Health in Ghana
- 1 History
- 2 Healthcare
- 3 Disease
- 4 Women's health
- 5 Water supply and sanitation
- 6 See also
- 7 References
- 8 External links
The history of health in Ghana was heavily influenced by international actors such as Christian missionaries, European colonists, the World Bank, and the International Monetary Fund. In addition, the democratic shift in Ghana spurred healthcare reforms in an attempt to address the presence of infectious and noncommunicable diseases eventually resulting in the formation of the National Health insurance Scheme in place today.
The Precolonial Period
In precolonial Ghana, infectious diseases were the main cause of morbidity and mortality. Traditional village priests, clerics, and herbalists were the primary care givers, offering advice and treatment to the sick. Premodern traditional beliefs stressed the combination of spiritual and physical healing with priests and clerics identifying the supernatural causes of disease and its remedies and herbalists offering medicinal herbs. The intersection of spirituality and medicine can be seen in priests using practices such as divination to determine the cause of illness and suggesting curative sacrifices before prescribing medicinal herbs obtained from herbalists.
The Colonial Period
In 1874 Ghana was officially proclaimed a British colony. Ghana proved to be an extremely dangerous disease environment for European colonists driving the British Colonial Administration to establish a Medical Department bringing about an introduction to a formal medical system, consisting of a Laboratory Branch for research, a Medical Branch of hospitals and clinics, and the Sanitary Branch for public health centered near British posts and towns. In addition to hospitals and clinics staffed with British medical professionals, these select towns were also provided anti-malaria medication to be distributed to colonists and to sell to local Ghanaians. in 1878, the Towns, Police, and Public Health Ordinance was enforced, initiating the construction and demolishing of infrastructure, draining of the streets, and issuing of fines to those that failed to comply with the heads of the colony. In 1893, a Public Works Department was introduced to implement a working sanitation system in urban colonial centers.
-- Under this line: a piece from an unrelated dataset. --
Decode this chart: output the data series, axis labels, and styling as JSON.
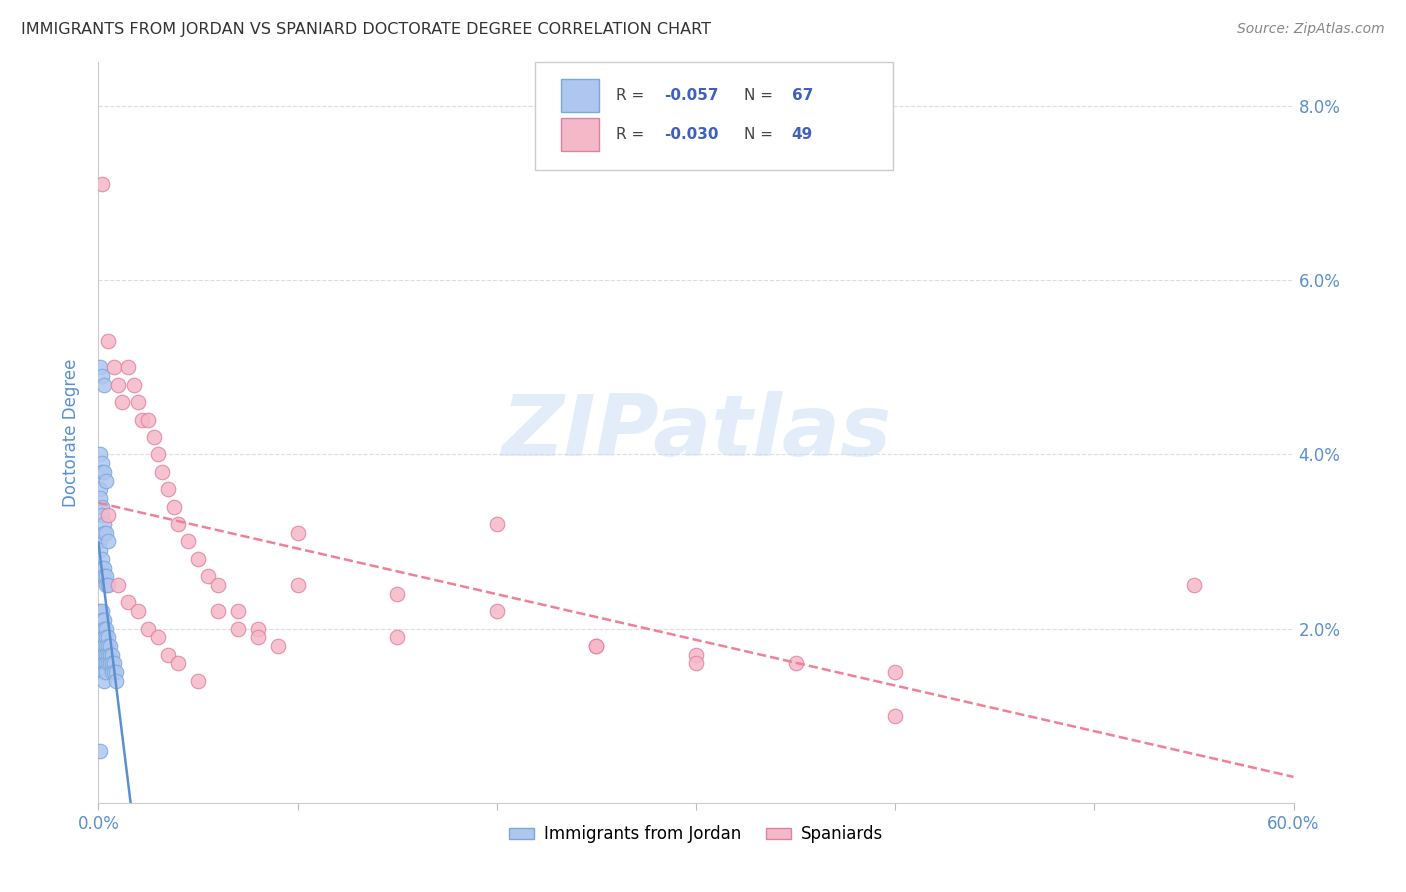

After the World War II it became increasingly clear that with improved transportation worldwide, international health policy needed to be strengthened. Organizations such as the World Health Organization and the United Nations Children's Fund were active in providing money and support to provide additional western medical care in Ghana. These organizations provided, "financial and technical assistance for the elimination of diseases and the improvement of health standards." Traditional health practices were not recognized by these initiatives or the British Medical Department in urban areas and were shunned by Christian missionaries in rural areas. However, traditional priests, clerics, and herbalists still remained important health providers especially in rural areas where health centers were scarce.
The Nationalist Period
Ghana gained its independence in 1957 and in held its first multiparty elections as a republic in 1960 electing Kwame Nkrumah as Ghana’s first President as part of the Convention People's Party. While in office, Nkrumah pushed health and education policies that aimed to make these services more available and accessible; however, these policies were still mainly targeted at urban populations with 76% of doctors practicing in urban areas while only 23% of the population lived there. During the nationalist period we see a shift in disease rates where the main causes of morbidity and mortality among wealthy communities are now chronic diseases due to their increased access to improving healthcare. In addition, Nkrumah focused on curative healthcare and a public health approach that focused mainly on the control of outbreaks and epidemics. These health programs were financed entirely through general taxation but with free public healthcare and large government spending, Ghana found itself struggling economically. Not long after Nkrumah left office in 1966, subsequent governments decided to continue to keep out of pocket fees low in addition to cutting government healthcare spending with the 1969 Hospital Fees Decree and the 1970 Hospitals Fees Act in the hopes of recovering fees and bolstering the economy. Even with the cut in government spending, economic conditions continued to worsen as did healthcare services. By the 1980s, many social services, including healthcare, were inadequate and could not provide sufficient care and drugs despite the fact that healthcare was virtually free.
The Rawlings Regime
On December 31, 1981, Jerry Rawlings overthrew the Limann government and became the Head of state of Ghana. With the World Bank and International Monetary Fund pressing the government to cut public spending through structural adjustment programs, the new regime passed the Hospital Fees Regulation in 1985 which resulted in greater out of pocket fees with the aim to be able to finance the drugs and resources the healthcare system needed. This became the “cash and carry” system which required Ghanaians to pay out of pocket fees at each point of service. According to a number of empirical studies, this excluded many individuals from public healthcare who could not afford to pay these fees resulting in many Ghanaians belonging to the lower and middle classes to be dissatisfied with the cash-and-carry system; however, despite public disapproval in regards to healthcare, these structural adjustment programs are credited with saving Ghana's economy.
The Fourth Republic
In the early 1990s, a democratic movement resurfaced and began to sweep through Africa. In response to democratic demands, the Rawlings regime transitioned to create a political party, the National Democratic Congress (NDC), legalized political parties, and organized Presidential and Parliamentary elections in 1992 during which Rawlings won with 58.3 percent of the vote. The new democratic constitution under Rawlings included provisions to better social policies such as education and healthcare in the midst of the rising HIV/AIDS epidemic. In 1996, a Medium Term Health Strategy was adopted that signified a shift from time-restricted, rigid projects to a more holistic approach that would better help develop the public health sector. In 1997, a Health Fund was launched to provide a pool of funding for the sector. Still, however, the biggest barrier to Ghanaians receiving proper healthcare was the high out of pocket fees. Despite exemptions expansions and infrastructure that increased access to healthcare, out of pocket fees remained a huge barrier. In the election of 2000, John Kufuor as part of the New Patriotic Party (NPP) won over the NDC candidate and in 2003 he launched the National Health Insurance Scheme as under the National Health Insurance Act, providing universal healthcare to all Ghanaians.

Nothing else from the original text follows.